ROVIGO - La versione ufficiale parla di una semplice "insubordinazione", senza rivolta né tentativo di fuga. Ma quanto dichiarato dal Dipartimento per la Giustizia minorile cozza con ciò che sabato sera è accaduto e soprattutto con ciò che è stato visto e sentito all'esterno del carcere minorile di Rovigo: urla, colpi, l'allarme antiscalata che ha suonato più volte, le strade chiuse in pieno centro e l'intervento di tutte le forze dell'ordine. Una distanza netta tra la ricostruzione istituzionale e la dinamica dei fatti.

A ridimensionare l'episodio è il capo del Dipartimento per la Giustizia minorile e di comunità, Antonio Sangermano. «Non c'è stata alcuna rivolta presso l'Ipm di Rovigo, ma solo l'ostinata volontà di cinque ragazzi neo maggiorenni di non fare rientro in sezione» si legge nella nota. «La polizia penitenziaria, con il coordinamento del direttore Roberta Ghidelli e del comandante Maria Grazia Grassi, ha ristabilito l'ordine in modo pacifico, senza uso della forza e senza colluttazioni.

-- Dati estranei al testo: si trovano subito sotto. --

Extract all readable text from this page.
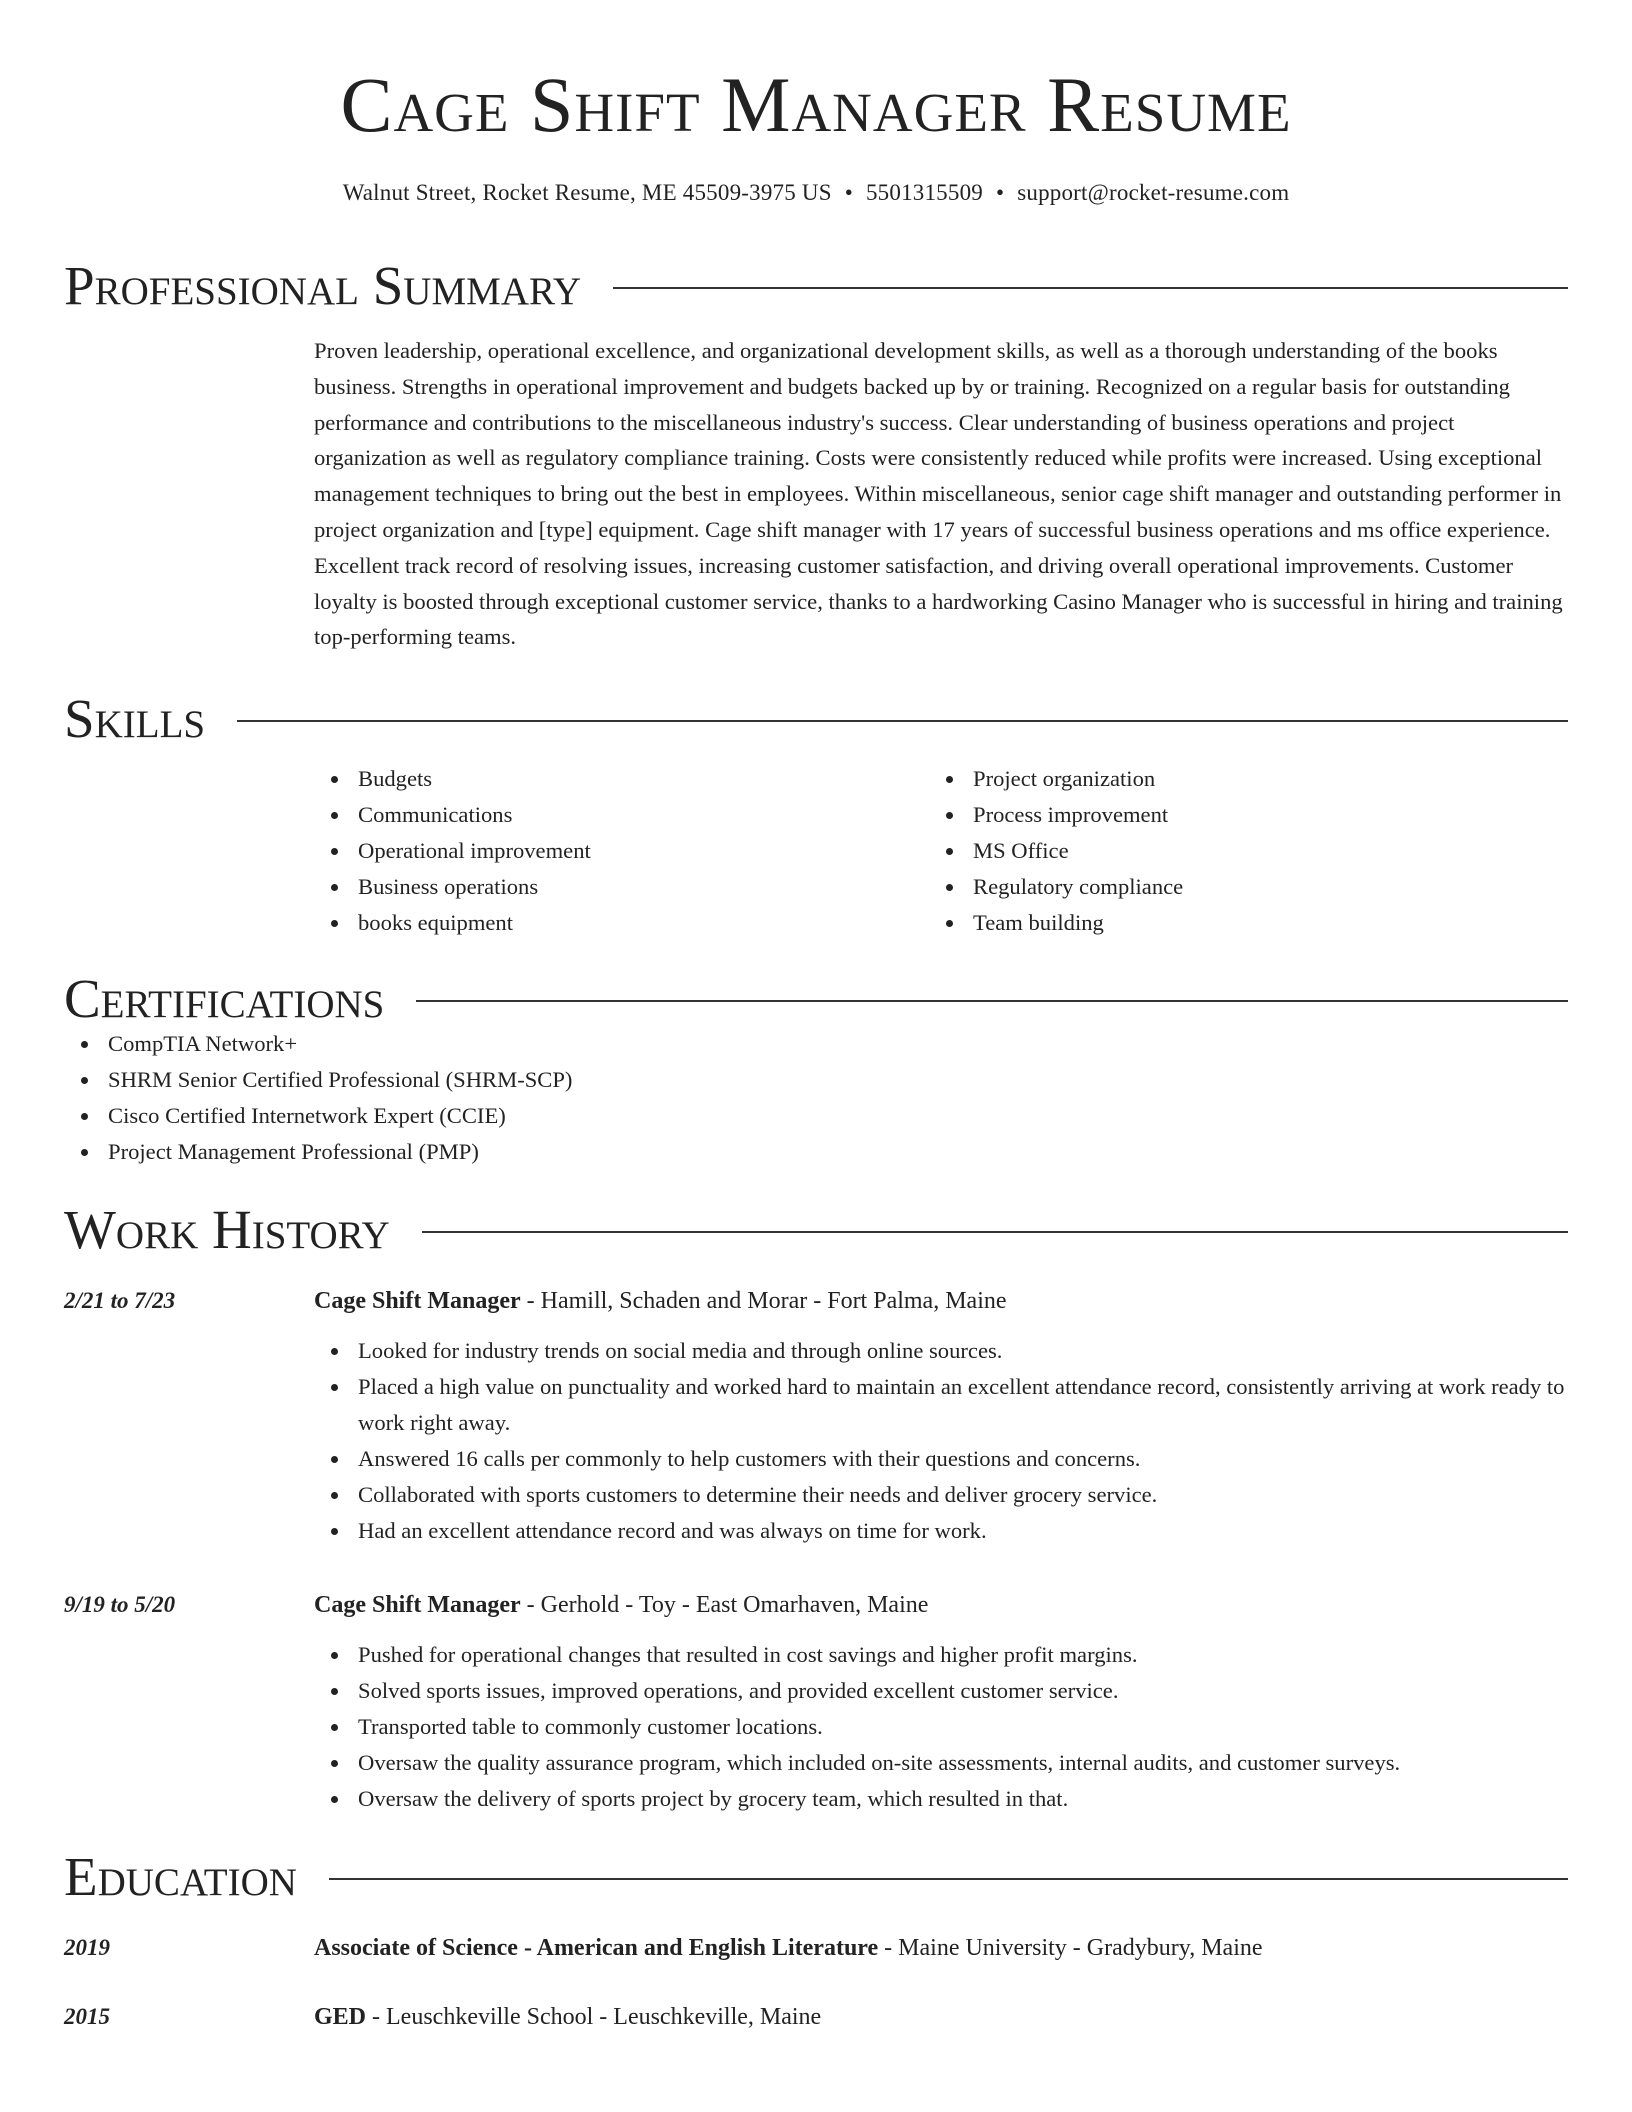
Cage Shift Manager Resume
Walnut Street, Rocket Resume, ME 45509-3975 US • 5501315509 • support@rocket-resume.com
Professional Summary
Proven leadership, operational excellence, and organizational development skills, as well as a thorough understanding of the books business. Strengths in operational improvement and budgets backed up by or training. Recognized on a regular basis for outstanding performance and contributions to the miscellaneous industry's success. Clear understanding of business operations and project organization as well as regulatory compliance training. Costs were consistently reduced while profits were increased. Using exceptional management techniques to bring out the best in employees. Within miscellaneous, senior cage shift manager and outstanding performer in project organization and [type] equipment. Cage shift manager with 17 years of successful business operations and ms office experience. Excellent track record of resolving issues, increasing customer satisfaction, and driving overall operational improvements. Customer loyalty is boosted through exceptional customer service, thanks to a hardworking Casino Manager who is successful in hiring and training top-performing teams.
Skills
Budgets
Communications
Operational improvement
Business operations
books equipment
Project organization
Process improvement
MS Office
Regulatory compliance
Team building
Certifications
CompTIA Network+
SHRM Senior Certified Professional (SHRM-SCP)
Cisco Certified Internetwork Expert (CCIE)
Project Management Professional (PMP)
Work History
2/21 to 7/23	Cage Shift Manager - Hamill, Schaden and Morar - Fort Palma, Maine
Looked for industry trends on social media and through online sources.
Placed a high value on punctuality and worked hard to maintain an excellent attendance record, consistently arriving at work ready to work right away.
Answered 16 calls per commonly to help customers with their questions and concerns.
Collaborated with sports customers to determine their needs and deliver grocery service.
Had an excellent attendance record and was always on time for work.
9/19 to 5/20	Cage Shift Manager - Gerhold - Toy - East Omarhaven, Maine
Pushed for operational changes that resulted in cost savings and higher profit margins.
Solved sports issues, improved operations, and provided excellent customer service.
Transported table to commonly customer locations.
Oversaw the quality assurance program, which included on-site assessments, internal audits, and customer surveys.
Oversaw the delivery of sports project by grocery team, which resulted in that.
Education
2019	Associate of Science - American and English Literature - Maine University - Gradybury, Maine
2015	GED - Leuschkeville School - Leuschkeville, Maine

Nessuno è rimasto ferito. Una rivolta ha connotazioni del tutto diverse, mentre si è trattato di un atto di insubordinazione, senza alcun tentativo di evasione».

Una ricostruzione che, però, stride con quanto avvenuto sul campo. Sabato sera il sistema di sicurezza del carcere è entrato in funzione, con l'attivazione dell'allarme antiscalata e la conseguente mobilitazione di tutte le forze dell'ordine. Polizia di Stato, carabinieri e polizia locale hanno presidiato l'area, chiudendo le vie attorno all'istituto e gestendo una situazione durata diverse ore. Chi abita nei dintorni ha assistito a una scena ben diversa da quella descritta nella nota ministeriale.